When working in POM in 1973 I did a fair bit of drinking in that pub and recall a discussion with one of the bar staff about these events.
I was taken downstairs to a basement storeroom, which was painted white, and told that this was the bar where Flynn fired his gun. I was shown two holes in the timber wall and assured that these were remnants of that event.
Apparently, according to this bloke, successive pub people loved the story so much and the connection with Flynn that they never repaired the actual bullet holes whenever they renovated this room.
I don't recall anything about a punch-up with Hides but it has been many years since I read both books.
Posted by: Ross Wilkinson | 03 March 2010 at 12:15 PM
A good general book review by Phil of Michael O'Connor's book, New Guinea Days, makes me interested to read it one day, but his insights here makes me hesitate to get a copy in a hurry.
Maybe one day when I do get around to find the time to read it about past adventures of a special breed of public servants that PNG need today.
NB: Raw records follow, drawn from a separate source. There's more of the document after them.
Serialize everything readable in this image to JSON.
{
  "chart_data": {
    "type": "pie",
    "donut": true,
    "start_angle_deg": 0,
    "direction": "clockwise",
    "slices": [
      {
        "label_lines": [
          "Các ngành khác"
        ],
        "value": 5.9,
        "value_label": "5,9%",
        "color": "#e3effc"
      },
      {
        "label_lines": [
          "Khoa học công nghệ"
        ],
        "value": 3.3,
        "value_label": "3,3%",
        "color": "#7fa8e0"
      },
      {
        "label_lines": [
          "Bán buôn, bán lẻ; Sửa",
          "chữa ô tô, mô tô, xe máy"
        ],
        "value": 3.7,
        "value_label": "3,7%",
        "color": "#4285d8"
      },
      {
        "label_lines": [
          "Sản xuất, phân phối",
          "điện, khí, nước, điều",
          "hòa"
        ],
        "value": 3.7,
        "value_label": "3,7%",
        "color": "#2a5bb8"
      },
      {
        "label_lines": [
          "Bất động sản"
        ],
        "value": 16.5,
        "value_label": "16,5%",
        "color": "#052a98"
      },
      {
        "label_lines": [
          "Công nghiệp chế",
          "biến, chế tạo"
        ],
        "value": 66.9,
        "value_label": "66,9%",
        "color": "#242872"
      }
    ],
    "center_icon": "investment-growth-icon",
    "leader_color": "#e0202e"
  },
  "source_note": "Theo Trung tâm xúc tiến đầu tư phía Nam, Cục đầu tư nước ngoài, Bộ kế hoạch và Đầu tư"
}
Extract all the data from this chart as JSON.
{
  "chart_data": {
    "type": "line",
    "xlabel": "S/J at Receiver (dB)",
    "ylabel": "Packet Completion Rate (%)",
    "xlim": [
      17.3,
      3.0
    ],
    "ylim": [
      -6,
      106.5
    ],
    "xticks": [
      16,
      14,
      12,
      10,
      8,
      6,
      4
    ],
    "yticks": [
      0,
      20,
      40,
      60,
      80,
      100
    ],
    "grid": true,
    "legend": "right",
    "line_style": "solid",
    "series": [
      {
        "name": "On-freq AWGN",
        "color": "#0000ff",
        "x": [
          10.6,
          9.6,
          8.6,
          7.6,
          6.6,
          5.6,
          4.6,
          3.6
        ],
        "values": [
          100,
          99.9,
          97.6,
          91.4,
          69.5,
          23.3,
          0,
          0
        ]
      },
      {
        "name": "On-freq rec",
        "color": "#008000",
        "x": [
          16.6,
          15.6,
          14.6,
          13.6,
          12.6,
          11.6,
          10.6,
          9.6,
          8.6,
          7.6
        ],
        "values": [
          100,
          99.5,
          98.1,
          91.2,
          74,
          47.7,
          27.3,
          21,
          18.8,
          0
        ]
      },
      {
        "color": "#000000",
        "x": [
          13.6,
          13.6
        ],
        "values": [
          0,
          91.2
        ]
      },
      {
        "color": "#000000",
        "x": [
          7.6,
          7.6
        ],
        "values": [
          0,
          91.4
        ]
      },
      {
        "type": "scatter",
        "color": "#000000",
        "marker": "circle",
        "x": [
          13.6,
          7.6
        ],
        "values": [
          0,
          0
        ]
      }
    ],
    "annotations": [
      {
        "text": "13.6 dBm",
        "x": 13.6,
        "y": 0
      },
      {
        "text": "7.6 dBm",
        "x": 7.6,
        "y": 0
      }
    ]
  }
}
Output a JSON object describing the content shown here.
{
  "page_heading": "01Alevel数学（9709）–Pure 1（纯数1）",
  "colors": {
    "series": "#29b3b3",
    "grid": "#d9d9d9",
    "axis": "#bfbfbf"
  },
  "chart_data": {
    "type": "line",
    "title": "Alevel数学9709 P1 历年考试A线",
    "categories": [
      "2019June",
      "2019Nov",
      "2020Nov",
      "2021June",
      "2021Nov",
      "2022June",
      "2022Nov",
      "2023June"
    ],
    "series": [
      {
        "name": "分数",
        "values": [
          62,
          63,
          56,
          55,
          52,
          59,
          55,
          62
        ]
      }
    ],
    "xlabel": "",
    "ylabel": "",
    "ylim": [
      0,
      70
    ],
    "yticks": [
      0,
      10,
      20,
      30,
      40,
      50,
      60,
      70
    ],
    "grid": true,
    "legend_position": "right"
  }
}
The government must try and revive today a strong work ethic of its civil servants like the good-old kiaps of yesteryears.
We need a new breed of professional and highly committed national work-force with the kiap tenacity to go into rural PNG communities and bring in the basic services the ordinary people very desperately need.
Posted by: Reginald Renagi | 03 March 2010 at 09:54 AM
Heard that Hairoil Flynn copped it in the Snakepit and actually lost a tooth.
Posted by: Peter Coates | 02 March 2010 at 10:38 PM
I note, Phil, your comment there's a minimum of biff in O'Connor's tome.
The biff I'm interested in reading about is the legendary Moresby stoush between Jack Hides and Errol Flynn. My understanding is the two larger than life characters came to blows at/in/adjacent to the Bottom Pub.
Is this correct? Or is it something of an urban myth, embellished over time. There's been plenty of elapsed time since as the date of the Big Bout is supposedly set in the 1930s.
Do you or any other PNG Attitude reader know of the event?